B. Fundamental Fairness.
Hellman also contends that enforcement of the forum selection clause would be fundamentally unfair and unreasonable. Much of Hellman's argument (other than her continued assertion that she was not provided with adequate notice of the forum selection clause) rests on the proposition that Brilliance of the Seas is operated not by RC, but by a British subsidiary. The court need not dwell on this argument at length because Hellman has not provided the court with any evidence supporting her assertion that a British subsidiary operated the cruise ship. Even assuming that this were the case, however, Hellman fails to demonstrate the fundamental unfairness that would result from prosecuting the claim in Florida rather than Illinois. Hellman maintains that the alleged operation of the cruise ship by a foreign subsidiary demonstrates that "there are no factors which reasonably connect this action to the State of Florida," Pl.'s Resp. at 8, but this is not so.
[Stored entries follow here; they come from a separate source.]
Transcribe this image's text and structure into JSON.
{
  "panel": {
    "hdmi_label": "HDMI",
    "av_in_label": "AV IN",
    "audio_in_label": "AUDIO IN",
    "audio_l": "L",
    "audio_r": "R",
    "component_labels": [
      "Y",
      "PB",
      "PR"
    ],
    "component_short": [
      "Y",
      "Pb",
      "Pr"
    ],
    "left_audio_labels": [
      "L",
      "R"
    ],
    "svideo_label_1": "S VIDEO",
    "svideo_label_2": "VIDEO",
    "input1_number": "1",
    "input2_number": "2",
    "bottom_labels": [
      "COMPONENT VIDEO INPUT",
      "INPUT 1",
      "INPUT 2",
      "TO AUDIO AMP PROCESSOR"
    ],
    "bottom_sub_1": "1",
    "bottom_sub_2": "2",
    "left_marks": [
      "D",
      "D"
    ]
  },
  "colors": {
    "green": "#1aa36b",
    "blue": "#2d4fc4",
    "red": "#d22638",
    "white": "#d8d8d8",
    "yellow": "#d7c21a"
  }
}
RC is the only defendant named by Hellman, and there is at least some likelihood that discoverable material and/or witnesses related to its alleged negligence would be located at its corporate offices. Moreover, as the Supreme Court observed in Shute, "a cruise line has a special interest in limiting the fora in which it potentially could be subject to suit" because cruise ships often carry passengers from many different locales. 499 U.S. at 593 (finding a forum selection clause requiring suit to be brought in Florida to be valid despite the fact that plaintiffs were residents of Washington state, cruise ship embarked from Los Angeles, and alleged tort occurred in international waters off the coast of Mexico).
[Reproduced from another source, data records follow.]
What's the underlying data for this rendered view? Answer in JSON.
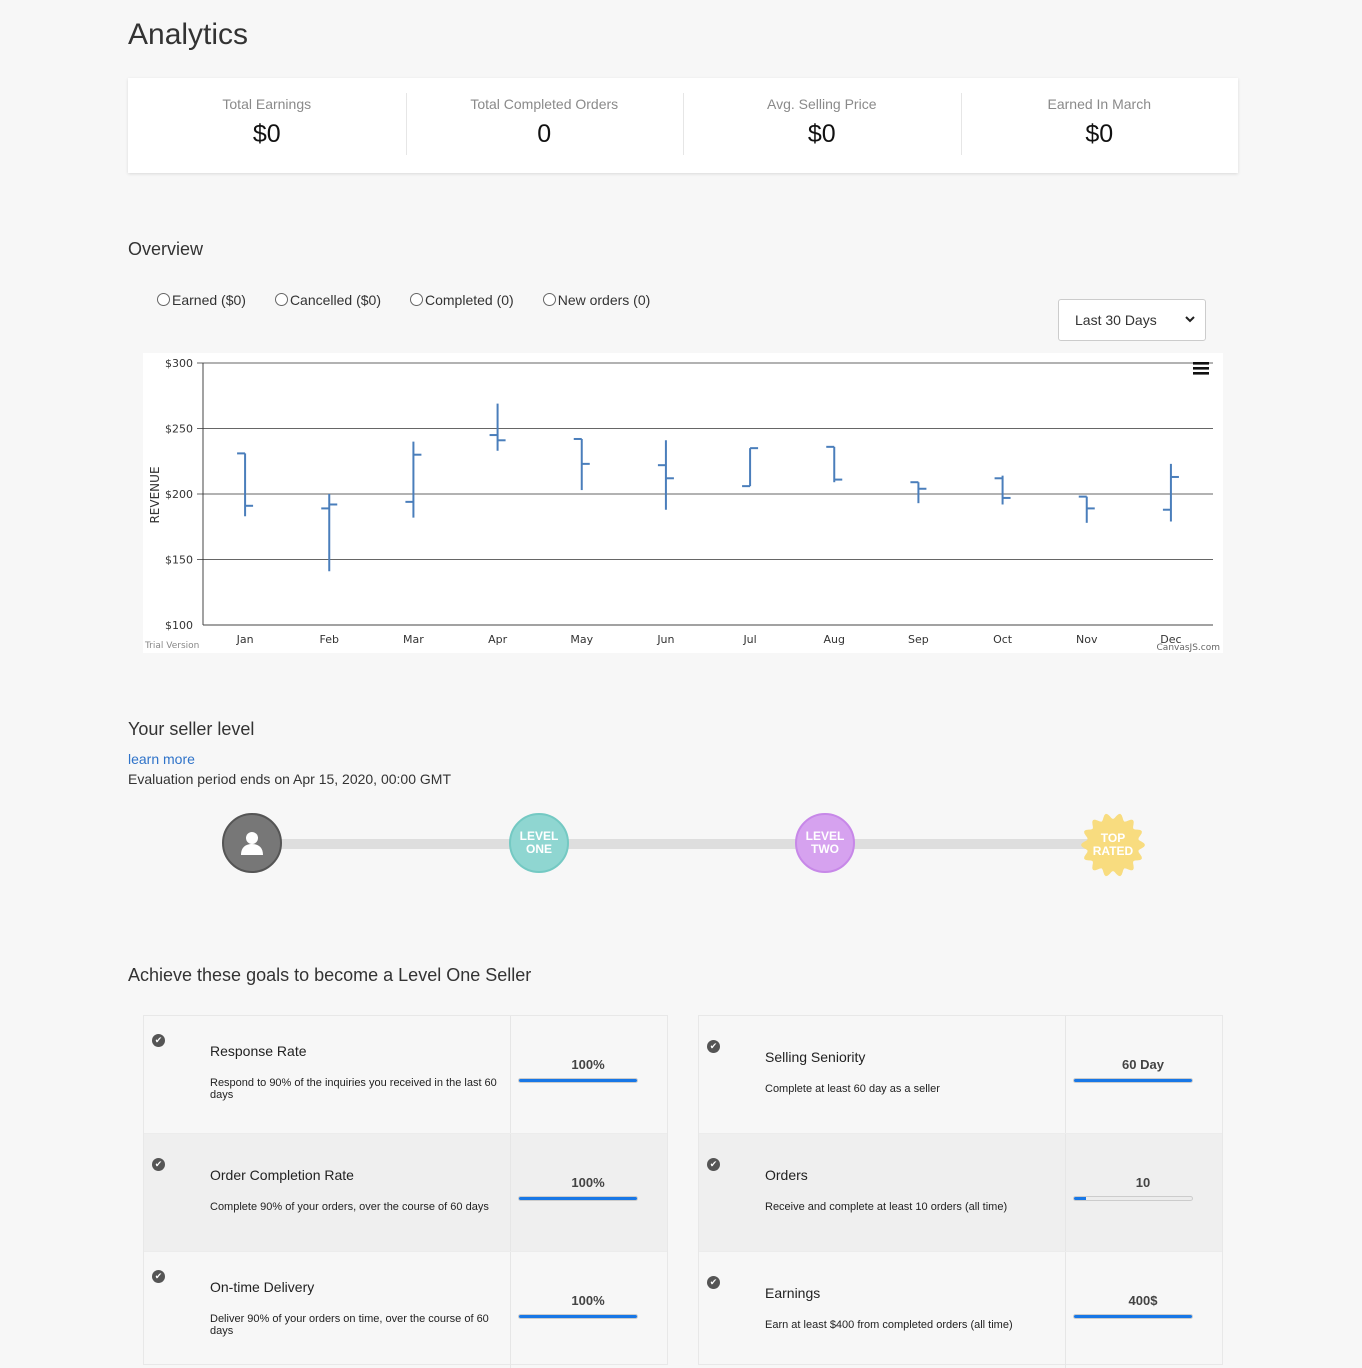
{
  "page": {
    "title": "Analytics"
  },
  "stats": [
    {
      "label": "Total Earnings",
      "value": "$0"
    },
    {
      "label": "Total Completed Orders",
      "value": "0"
    },
    {
      "label": "Avg. Selling Price",
      "value": "$0"
    },
    {
      "label": "Earned In March",
      "value": "$0"
    }
  ],
  "overview": {
    "title": "Overview",
    "filters": [
      {
        "label": "Earned ($0)",
        "checked": false
      },
      {
        "label": "Cancelled ($0)",
        "checked": false
      },
      {
        "label": "Completed (0)",
        "checked": false
      },
      {
        "label": "New orders (0)",
        "checked": false
      }
    ],
    "range_select": "Last 30 Days",
    "trial_text": "Trial Version",
    "credit_text": "CanvasJS.com"
  },
  "chart_data": {
    "type": "ohlc",
    "ylabel": "REVENUE",
    "xlabel": "",
    "y_ticks": [
      "$100",
      "$150",
      "$200",
      "$250",
      "$300"
    ],
    "ylim": [
      100,
      300
    ],
    "grid": true,
    "categories": [
      "Jan",
      "Feb",
      "Mar",
      "Apr",
      "May",
      "Jun",
      "Jul",
      "Aug",
      "Sep",
      "Oct",
      "Nov",
      "Dec"
    ],
    "ohlc": [
      {
        "open": 231,
        "high": 231,
        "low": 183,
        "close": 191
      },
      {
        "open": 189,
        "high": 200,
        "low": 141,
        "close": 192
      },
      {
        "open": 194,
        "high": 240,
        "low": 182,
        "close": 230
      },
      {
        "open": 245,
        "high": 269,
        "low": 233,
        "close": 241
      },
      {
        "open": 242,
        "high": 242,
        "low": 203,
        "close": 223
      },
      {
        "open": 222,
        "high": 241,
        "low": 188,
        "close": 212
      },
      {
        "open": 206,
        "high": 235,
        "low": 206,
        "close": 235
      },
      {
        "open": 236,
        "high": 236,
        "low": 209,
        "close": 211
      },
      {
        "open": 209,
        "high": 209,
        "low": 193,
        "close": 204
      },
      {
        "open": 212,
        "high": 214,
        "low": 192,
        "close": 197
      },
      {
        "open": 198,
        "high": 198,
        "low": 178,
        "close": 189
      },
      {
        "open": 188,
        "high": 223,
        "low": 179,
        "close": 213
      }
    ]
  },
  "seller_level": {
    "title": "Your seller level",
    "learn_more": "learn more",
    "evaluation": "Evaluation period ends on Apr 15, 2020, 00:00 GMT",
    "levels": [
      {
        "line1": "LEVEL",
        "line2": "ONE",
        "color": "#8fd6d1"
      },
      {
        "line1": "LEVEL",
        "line2": "TWO",
        "color": "#d6a2ef"
      },
      {
        "line1": "TOP",
        "line2": "RATED",
        "color": "#f8dc7f"
      }
    ]
  },
  "goals": {
    "title": "Achieve these goals to become a Level One Seller",
    "left": [
      {
        "title": "Response Rate",
        "desc": "Respond to 90% of the inquiries you received in the last 60 days",
        "value": "100%",
        "progress": 1.0
      },
      {
        "title": "Order Completion Rate",
        "desc": "Complete 90% of your orders, over the course of 60 days",
        "value": "100%",
        "progress": 1.0
      },
      {
        "title": "On-time Delivery",
        "desc": "Deliver 90% of your orders on time, over the course of 60 days",
        "value": "100%",
        "progress": 1.0
      }
    ],
    "right": [
      {
        "title": "Selling Seniority",
        "desc": "Complete at least 60 day as a seller",
        "value": "60 Day",
        "progress": 1.0
      },
      {
        "title": "Orders",
        "desc": "Receive and complete at least 10 orders (all time)",
        "value": "10",
        "progress": 0.1
      },
      {
        "title": "Earnings",
        "desc": "Earn at least $400 from completed orders (all time)",
        "value": "400$",
        "progress": 1.0
      }
    ]
  }
}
Hellman cites to page 117 of RC's "2004-2005 Caribbean Cruise Vacation Planner," but this document has not been provided to the court.
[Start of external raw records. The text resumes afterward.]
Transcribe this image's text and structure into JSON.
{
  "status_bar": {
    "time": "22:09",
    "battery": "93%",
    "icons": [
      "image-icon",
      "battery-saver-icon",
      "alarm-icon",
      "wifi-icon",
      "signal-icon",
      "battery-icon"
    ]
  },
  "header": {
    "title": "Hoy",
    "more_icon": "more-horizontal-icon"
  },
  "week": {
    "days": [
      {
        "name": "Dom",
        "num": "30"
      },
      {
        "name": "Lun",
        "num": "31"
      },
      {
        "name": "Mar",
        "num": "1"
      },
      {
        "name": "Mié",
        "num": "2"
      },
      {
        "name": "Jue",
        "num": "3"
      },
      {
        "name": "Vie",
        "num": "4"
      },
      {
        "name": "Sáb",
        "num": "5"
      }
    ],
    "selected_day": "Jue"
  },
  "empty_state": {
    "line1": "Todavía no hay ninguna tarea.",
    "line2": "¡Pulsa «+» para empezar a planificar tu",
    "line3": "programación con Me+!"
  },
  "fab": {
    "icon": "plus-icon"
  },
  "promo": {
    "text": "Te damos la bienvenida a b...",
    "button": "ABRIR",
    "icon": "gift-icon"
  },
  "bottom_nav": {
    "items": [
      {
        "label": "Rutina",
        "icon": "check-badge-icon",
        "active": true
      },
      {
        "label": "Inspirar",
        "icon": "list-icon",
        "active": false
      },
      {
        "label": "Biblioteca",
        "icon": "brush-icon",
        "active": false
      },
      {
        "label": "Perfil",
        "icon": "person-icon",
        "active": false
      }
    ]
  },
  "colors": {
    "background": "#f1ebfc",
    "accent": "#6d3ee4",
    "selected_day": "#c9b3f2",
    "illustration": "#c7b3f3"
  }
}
Hellman contends that Schaff — a case which invalidated a forum selection clause requiring legal action to be brought in Athens, Greece — should control here, arguing that litigating in Florida is, for her at least, "tantamount to . . . bring[ing] suit in Athens. . . ." Pl.'s Resp. at 8. The court disagrees. Unlike Greece, "Florida is not a `remote alien forum.'" Schute, 499 U.S. at 594. While it would no doubt be more convenient for Hellman to litigate this claim in the Northern District of Illinois, her inconvenience is not sufficient to satisfy the "heavy burden of proof" required to set aside an otherwise valid forum selection clause. Moraites v. Royal Caribbean Cruises, Ltd., No. 94 C 3762, 1994 WL 405919, at *3 (N.D. Ill. Jul. 29, 1994). (citing Shute, 499 U.S. at 595). Hellman has failed to establish that RC selected Florida as a forum for the purpose of discouraging passengers from pursuing claims against it or that the selection of its corporate headquarters as the forum for litigation otherwise was objectively unreasonable. This court does not write on a clear slate, but against a background of substantial Supreme Court and Seventh Circuit authority rejecting precisely the arguments that Hellman makes here. This case cannot be litigated in the Northern District of Illinois.
III. CONCLUSION
RC urges the court to dismiss this case, but 28 U.S.C. 1406(a) invests the court with the discretion either to dismiss or to transfer the case to "any district or division in which it could have been brought" if it is in the interests of justice to do so. See, e.g., Moraites v. Royal Caribbean Cruises, Ltd., No. 94 C 3762, 1994 WL 405919, at *2 (N.D. Ill. Jul. 29, 1994). The court believes that justice would be better served in this case by transfer rather than dismissal, particularly since the contract at issue also contains a provision limiting the time period in which an action may be brought which may be implicated by dismissal. For the reasons stated above, RC's motion to dismiss is denied, and RC's motion to transfer is granted. The Clerk of the Court is hereby directed to transfer this case to the U.S. District Court for the Southern District of Florida.